More Teaching Material

Tyler Cowen writes:
I have a simple hypothesis about the cross-sectional econometrics [of people's opinions about gay marriage]. If you take the heterosexual couples who engage in the practice which is sometimes "associated" with male gay marriage, I predict those couples will favor legal gay marriage to an astonishingly high degree. Their marriage is already "affiliated" with that practice, and so the notion of legally married gay men (and the practices which go along with that) does not constitute an extra and unwanted affiliation for their marriage ideal.

Now, if you are a rational heterosexual Bayesian and neither engage in that associated practice nor favor legal gay marriage, and then you learn about these cross-sectional econometrics, what should you infer about the correctness of your point of view?
What a rich two paragraphs.
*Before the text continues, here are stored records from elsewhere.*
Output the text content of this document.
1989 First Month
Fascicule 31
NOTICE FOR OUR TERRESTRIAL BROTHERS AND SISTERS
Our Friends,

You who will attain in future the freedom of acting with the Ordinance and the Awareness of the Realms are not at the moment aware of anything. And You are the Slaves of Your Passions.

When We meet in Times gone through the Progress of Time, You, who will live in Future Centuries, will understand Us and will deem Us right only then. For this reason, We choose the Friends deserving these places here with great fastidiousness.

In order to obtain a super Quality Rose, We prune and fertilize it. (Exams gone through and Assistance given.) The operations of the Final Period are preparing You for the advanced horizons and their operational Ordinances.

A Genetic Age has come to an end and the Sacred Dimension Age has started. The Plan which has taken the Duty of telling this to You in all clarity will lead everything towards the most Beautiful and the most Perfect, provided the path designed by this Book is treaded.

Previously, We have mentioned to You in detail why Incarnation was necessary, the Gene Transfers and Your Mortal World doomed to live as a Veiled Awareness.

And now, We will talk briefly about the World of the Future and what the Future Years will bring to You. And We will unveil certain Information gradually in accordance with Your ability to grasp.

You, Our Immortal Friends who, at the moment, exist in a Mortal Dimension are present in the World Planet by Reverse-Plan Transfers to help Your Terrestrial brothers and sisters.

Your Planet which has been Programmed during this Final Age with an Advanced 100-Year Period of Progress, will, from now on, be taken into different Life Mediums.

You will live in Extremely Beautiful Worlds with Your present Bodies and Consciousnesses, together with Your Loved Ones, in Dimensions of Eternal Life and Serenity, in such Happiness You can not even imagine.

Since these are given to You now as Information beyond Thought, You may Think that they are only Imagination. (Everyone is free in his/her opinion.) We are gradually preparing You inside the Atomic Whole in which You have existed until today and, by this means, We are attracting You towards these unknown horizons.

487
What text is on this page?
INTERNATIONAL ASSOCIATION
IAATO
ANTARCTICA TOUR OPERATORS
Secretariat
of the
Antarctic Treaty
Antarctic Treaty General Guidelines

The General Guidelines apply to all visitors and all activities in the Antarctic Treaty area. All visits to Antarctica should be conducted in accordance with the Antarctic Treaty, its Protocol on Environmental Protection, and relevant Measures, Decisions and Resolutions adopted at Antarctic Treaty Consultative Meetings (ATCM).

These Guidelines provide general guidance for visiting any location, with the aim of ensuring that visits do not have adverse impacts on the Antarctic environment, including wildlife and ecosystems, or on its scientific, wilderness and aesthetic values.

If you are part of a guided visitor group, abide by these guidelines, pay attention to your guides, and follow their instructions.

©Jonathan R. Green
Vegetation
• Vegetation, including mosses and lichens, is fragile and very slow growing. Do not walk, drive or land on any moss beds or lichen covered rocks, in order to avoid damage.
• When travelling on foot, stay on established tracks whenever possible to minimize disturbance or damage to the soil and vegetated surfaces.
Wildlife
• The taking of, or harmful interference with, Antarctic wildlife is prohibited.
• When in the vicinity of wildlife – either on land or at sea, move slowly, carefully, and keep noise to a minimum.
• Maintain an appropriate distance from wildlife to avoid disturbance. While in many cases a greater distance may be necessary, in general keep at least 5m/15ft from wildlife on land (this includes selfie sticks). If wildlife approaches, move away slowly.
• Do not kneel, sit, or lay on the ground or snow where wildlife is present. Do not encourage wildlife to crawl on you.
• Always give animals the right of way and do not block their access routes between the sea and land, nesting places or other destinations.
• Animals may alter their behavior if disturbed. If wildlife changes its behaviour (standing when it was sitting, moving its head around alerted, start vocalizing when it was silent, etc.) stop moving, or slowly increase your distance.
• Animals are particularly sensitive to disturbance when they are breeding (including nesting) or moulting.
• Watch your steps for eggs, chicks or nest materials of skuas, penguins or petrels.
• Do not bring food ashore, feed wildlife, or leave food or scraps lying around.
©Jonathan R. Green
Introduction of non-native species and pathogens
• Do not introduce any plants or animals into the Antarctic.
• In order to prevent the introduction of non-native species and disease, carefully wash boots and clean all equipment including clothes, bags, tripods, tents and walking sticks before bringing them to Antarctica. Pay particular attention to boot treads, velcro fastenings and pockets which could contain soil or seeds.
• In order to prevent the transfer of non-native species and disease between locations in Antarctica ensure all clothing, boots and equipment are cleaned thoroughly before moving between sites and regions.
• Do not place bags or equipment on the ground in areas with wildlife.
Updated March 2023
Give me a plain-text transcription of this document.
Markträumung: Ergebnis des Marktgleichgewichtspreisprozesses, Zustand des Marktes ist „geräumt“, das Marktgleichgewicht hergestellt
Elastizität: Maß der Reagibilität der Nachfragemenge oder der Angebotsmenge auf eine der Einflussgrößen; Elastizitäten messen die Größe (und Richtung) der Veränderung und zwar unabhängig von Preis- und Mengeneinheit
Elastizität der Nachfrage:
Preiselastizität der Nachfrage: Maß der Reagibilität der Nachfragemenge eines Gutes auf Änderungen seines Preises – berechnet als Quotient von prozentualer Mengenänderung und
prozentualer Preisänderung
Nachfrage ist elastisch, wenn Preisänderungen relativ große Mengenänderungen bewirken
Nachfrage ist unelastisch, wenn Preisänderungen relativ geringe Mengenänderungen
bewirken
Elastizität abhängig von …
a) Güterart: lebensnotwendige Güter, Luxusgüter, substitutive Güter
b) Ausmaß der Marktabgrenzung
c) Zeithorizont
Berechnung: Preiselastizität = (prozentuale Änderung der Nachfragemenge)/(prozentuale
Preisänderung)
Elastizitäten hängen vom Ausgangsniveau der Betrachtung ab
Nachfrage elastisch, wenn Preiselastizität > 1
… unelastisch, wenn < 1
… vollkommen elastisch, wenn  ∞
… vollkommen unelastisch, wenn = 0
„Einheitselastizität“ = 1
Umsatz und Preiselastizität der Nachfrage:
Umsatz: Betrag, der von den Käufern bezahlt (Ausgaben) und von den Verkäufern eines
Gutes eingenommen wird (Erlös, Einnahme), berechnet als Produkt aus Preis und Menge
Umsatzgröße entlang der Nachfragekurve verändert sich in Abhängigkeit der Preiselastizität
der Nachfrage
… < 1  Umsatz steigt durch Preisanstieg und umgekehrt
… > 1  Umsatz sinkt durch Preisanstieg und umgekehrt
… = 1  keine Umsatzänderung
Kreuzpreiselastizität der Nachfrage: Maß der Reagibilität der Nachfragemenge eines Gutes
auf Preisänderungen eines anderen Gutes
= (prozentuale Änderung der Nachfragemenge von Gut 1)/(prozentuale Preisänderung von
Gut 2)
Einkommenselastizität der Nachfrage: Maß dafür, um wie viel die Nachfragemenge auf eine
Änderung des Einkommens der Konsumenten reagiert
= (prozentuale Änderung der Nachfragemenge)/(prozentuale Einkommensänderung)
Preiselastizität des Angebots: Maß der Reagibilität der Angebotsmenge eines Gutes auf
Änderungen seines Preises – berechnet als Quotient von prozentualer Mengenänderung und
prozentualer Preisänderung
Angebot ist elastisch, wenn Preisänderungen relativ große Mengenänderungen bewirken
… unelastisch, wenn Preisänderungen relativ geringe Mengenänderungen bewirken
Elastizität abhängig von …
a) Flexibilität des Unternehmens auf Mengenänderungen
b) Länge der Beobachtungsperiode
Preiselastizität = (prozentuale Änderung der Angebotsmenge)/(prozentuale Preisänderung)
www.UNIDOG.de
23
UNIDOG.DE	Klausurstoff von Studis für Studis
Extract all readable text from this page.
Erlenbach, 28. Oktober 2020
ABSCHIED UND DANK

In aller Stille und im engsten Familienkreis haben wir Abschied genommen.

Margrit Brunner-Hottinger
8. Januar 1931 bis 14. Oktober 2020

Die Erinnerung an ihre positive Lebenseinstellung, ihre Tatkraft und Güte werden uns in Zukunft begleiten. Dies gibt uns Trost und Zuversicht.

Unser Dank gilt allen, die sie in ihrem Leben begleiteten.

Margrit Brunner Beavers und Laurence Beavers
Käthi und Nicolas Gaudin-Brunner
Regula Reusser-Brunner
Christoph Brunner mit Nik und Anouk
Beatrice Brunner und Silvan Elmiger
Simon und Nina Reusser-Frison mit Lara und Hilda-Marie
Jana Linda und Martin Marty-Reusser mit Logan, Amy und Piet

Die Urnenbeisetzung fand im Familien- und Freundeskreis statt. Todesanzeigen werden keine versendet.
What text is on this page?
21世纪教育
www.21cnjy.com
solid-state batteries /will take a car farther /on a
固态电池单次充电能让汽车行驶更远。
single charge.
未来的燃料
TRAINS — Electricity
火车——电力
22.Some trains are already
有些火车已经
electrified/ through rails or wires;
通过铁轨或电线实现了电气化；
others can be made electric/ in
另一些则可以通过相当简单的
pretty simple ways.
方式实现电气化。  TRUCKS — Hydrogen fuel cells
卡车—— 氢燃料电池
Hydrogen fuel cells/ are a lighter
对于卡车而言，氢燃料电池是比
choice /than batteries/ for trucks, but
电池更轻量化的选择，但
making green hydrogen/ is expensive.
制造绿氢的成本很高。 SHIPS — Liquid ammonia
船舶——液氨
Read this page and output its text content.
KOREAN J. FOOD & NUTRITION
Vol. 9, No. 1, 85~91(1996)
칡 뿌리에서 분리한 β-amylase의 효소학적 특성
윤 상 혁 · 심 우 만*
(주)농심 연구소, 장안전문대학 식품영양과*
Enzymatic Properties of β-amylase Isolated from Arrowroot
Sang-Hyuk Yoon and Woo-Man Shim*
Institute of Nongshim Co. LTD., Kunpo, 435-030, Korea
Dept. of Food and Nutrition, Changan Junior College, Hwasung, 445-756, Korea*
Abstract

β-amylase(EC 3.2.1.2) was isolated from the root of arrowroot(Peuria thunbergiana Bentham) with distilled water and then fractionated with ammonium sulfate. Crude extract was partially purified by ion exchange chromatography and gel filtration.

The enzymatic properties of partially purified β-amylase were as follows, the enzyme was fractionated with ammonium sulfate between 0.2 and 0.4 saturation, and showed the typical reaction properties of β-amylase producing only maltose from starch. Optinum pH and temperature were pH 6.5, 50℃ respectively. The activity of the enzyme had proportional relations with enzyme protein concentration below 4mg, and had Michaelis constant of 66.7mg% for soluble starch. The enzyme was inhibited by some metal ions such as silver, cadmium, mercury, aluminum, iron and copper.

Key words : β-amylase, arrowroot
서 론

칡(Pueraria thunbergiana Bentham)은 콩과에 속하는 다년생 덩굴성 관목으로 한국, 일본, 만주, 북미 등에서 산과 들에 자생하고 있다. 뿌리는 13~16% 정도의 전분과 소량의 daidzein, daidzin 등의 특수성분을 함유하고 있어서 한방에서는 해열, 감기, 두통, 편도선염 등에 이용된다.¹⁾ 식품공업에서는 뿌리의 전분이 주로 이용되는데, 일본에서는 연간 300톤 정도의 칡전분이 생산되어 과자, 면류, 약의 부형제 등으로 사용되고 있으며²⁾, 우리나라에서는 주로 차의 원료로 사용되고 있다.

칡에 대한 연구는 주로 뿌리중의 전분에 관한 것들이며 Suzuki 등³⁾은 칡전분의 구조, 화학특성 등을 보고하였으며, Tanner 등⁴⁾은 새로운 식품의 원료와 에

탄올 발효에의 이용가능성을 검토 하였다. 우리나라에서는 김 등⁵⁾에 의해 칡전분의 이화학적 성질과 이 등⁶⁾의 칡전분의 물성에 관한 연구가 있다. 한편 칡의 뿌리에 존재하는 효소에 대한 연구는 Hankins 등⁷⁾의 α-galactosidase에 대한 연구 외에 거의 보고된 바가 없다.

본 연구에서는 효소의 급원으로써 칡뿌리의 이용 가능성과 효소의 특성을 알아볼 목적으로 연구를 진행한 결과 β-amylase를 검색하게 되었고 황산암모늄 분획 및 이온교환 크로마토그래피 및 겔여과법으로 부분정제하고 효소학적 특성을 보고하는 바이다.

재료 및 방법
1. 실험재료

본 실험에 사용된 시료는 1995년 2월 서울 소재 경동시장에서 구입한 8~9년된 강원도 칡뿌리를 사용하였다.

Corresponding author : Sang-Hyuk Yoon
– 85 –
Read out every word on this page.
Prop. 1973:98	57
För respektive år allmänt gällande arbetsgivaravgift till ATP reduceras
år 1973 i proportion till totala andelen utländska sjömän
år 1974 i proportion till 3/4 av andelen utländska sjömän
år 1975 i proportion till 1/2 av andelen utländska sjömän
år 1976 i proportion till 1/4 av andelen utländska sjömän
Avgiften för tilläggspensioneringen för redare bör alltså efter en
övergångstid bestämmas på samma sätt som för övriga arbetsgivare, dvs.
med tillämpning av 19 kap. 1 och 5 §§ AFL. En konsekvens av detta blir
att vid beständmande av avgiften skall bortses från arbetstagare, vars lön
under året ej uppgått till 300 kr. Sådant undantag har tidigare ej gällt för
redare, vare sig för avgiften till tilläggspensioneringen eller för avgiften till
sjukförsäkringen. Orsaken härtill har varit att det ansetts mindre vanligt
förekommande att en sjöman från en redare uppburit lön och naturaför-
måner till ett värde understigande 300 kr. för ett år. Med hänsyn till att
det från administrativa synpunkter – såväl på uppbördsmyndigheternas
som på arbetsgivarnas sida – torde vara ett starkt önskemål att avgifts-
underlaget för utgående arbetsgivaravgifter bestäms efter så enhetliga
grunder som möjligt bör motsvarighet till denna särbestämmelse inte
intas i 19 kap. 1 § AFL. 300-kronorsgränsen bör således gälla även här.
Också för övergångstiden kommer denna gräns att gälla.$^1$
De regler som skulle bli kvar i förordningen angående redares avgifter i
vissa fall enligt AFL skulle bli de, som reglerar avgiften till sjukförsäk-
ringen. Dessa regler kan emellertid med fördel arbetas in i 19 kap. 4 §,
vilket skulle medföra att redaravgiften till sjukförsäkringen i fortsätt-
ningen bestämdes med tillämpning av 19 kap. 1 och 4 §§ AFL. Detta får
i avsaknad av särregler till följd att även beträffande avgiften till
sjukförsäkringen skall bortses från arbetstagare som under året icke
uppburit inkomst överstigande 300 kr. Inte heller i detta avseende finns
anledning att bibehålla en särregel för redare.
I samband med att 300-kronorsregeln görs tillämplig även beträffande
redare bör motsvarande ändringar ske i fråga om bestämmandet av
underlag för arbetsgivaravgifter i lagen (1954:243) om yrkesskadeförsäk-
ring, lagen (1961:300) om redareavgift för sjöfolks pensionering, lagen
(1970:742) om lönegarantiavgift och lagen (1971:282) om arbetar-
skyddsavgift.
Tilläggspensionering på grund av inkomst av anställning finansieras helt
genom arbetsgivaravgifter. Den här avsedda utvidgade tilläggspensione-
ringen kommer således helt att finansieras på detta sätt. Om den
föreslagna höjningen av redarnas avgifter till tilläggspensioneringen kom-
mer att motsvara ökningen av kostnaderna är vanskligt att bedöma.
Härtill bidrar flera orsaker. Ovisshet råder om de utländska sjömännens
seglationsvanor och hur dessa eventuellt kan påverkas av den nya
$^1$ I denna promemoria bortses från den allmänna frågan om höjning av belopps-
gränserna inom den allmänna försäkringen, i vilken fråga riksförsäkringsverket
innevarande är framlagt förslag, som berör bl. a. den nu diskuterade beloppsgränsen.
Contains discussion material for at least three disciplines:

Philosophy: As commenter chris point out, the correct answer to that last question is: "Nothing, because favoring or not favoring gay marriage is not a factual proposition and does not have a truth value, therefore Bayesian reasoning cannot apply to it." Or is it?

Psychology: Tyler's phrasing is a bit awkward, but at any rate, cognitive dissonance theory suggests that the repeated practice of anal sex causes probabilistically increases the support of gay marriage and, maybe to a lesser extent, vice versa.

Quantitative Methods in the Social Sciences: How strongly does an observed positive correlation between the practice of anal sex and support for gay marriage support the above hypotheses? Why?

The comments section contains the most charming offer of anal sex I have ever come across. I doubt Tyler Cowen could fit that into his tight schedule, though.

(More teaching material here and here)

1 comment:

Ross said...

The activity in question is not just associated with gay marriage, but with gay relationships full stop.